College Entrance Qualifications
College admission requirements depend on the college or university you are applying to. They vary further depending on whether the applicant is applying for undergraduate programs or graduate programs, and whether the applicant will be a traditional or non-traditional student. Traditional undergraduate students are commonly evaluated for admission based on ACT or SAT scores and high school grade point average (GPA). Non-traditional undergraduate students are commonly evaluated based on their transfer GPA obtained at other institutions or otherwise are assessed on more lenient criteria. Graduate programs evaluate students based on their undergraduate GPA and specific department requirements such as graduate level standardized test scores and specific entrance criteria to the program.

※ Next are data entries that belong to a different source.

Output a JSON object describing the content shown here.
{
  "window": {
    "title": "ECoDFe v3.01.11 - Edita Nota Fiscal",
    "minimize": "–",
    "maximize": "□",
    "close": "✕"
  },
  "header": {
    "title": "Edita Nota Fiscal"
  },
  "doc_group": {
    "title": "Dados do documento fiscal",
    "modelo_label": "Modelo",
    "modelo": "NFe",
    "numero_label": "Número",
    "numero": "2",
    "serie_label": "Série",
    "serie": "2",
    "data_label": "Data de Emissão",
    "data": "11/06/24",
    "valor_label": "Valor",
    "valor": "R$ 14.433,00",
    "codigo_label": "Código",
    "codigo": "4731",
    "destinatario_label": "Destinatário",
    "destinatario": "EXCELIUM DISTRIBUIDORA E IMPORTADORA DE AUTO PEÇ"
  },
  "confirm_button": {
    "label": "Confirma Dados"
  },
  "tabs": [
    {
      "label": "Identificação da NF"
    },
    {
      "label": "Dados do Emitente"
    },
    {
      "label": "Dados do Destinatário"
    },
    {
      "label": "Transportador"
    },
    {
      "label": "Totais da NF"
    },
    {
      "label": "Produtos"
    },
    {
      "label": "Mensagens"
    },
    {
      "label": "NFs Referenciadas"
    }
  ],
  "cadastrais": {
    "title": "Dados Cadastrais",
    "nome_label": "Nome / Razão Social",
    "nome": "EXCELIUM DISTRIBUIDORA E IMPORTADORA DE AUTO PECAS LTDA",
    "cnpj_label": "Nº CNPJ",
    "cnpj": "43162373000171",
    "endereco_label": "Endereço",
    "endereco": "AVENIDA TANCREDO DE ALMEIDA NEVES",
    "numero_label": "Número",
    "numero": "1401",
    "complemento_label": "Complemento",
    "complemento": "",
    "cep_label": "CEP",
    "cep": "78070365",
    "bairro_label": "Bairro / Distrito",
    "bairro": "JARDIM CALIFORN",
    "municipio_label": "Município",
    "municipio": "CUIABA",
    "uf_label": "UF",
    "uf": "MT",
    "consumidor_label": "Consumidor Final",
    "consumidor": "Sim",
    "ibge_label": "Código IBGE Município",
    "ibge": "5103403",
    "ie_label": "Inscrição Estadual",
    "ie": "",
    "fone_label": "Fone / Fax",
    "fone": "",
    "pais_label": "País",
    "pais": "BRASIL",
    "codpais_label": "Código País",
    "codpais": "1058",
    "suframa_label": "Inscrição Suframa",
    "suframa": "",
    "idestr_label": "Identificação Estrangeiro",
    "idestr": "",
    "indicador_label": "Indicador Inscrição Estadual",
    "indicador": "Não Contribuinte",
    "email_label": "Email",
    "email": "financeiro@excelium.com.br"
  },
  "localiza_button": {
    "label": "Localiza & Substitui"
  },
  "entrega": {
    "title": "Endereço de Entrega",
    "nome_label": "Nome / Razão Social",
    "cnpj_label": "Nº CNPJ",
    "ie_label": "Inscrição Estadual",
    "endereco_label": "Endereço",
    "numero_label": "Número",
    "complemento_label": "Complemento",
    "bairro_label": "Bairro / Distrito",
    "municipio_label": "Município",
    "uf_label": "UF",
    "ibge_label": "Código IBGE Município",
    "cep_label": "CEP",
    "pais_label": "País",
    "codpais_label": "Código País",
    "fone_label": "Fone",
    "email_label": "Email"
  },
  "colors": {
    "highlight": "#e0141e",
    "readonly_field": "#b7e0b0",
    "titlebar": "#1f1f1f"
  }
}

While students are generally admitted to college regardless of their criminal background, they may have some challenges once on campus. The challenges individuals will face usually depend on what the felony was for and the age of the felony, as well as individual issues while on campus. For example, some forms of student housing may not be available to individuals with certain felonies and some on-campus jobs may require background checks. Additionally, some classes, opportunities for service-learning, internships or other campus activities may require a background check that excludes individuals with criminal records. Students concerned this may be the case for something they are interested in can clarify any conditions in advance and speak with their program adviser about obtaining alternative experience.
Impact on Financial Aid
A felony does not disqualify students from most sources of financial aid. Exceptions occur when the felony was drug related or resulted in incarceration for a forcible or non-forcible sexual offense. The Higher Education Act of 1965 requires that students who received federal student aid and during that time were convicted of sale or possession of drugs under federal or state law will be suspended from receiving additional federal financial aid. Students who lose eligibility because of a drug conviction can get it reinstated if they pass two random drug tests that meet U.S. Department of Education criteria. Students who were incarcerated for forcible or non-forcible sexual offenses may not be eligible for the Pell Grant. Regardless of the conviction, all students should file the Free Application for Student Federal Aid so that they are considered for other funding opportunities as well.
Felony May Cause Issues with Licensing or Certification
While students may be admitted to college and graduate school with little issue in spite of having a felony, they might have problems getting the job, licensing or certification the degree prepared them for. Individuals considering getting a college degree should research the career the degree will lead to and whether there are any barriers that may present themselves in their circumstance. Not all licenses or certifications bar individuals with a felony and those that do often only exclude individuals with certain types of convictions. It is better to know in advance before investing time and money in a particular major when another major might have been a better option.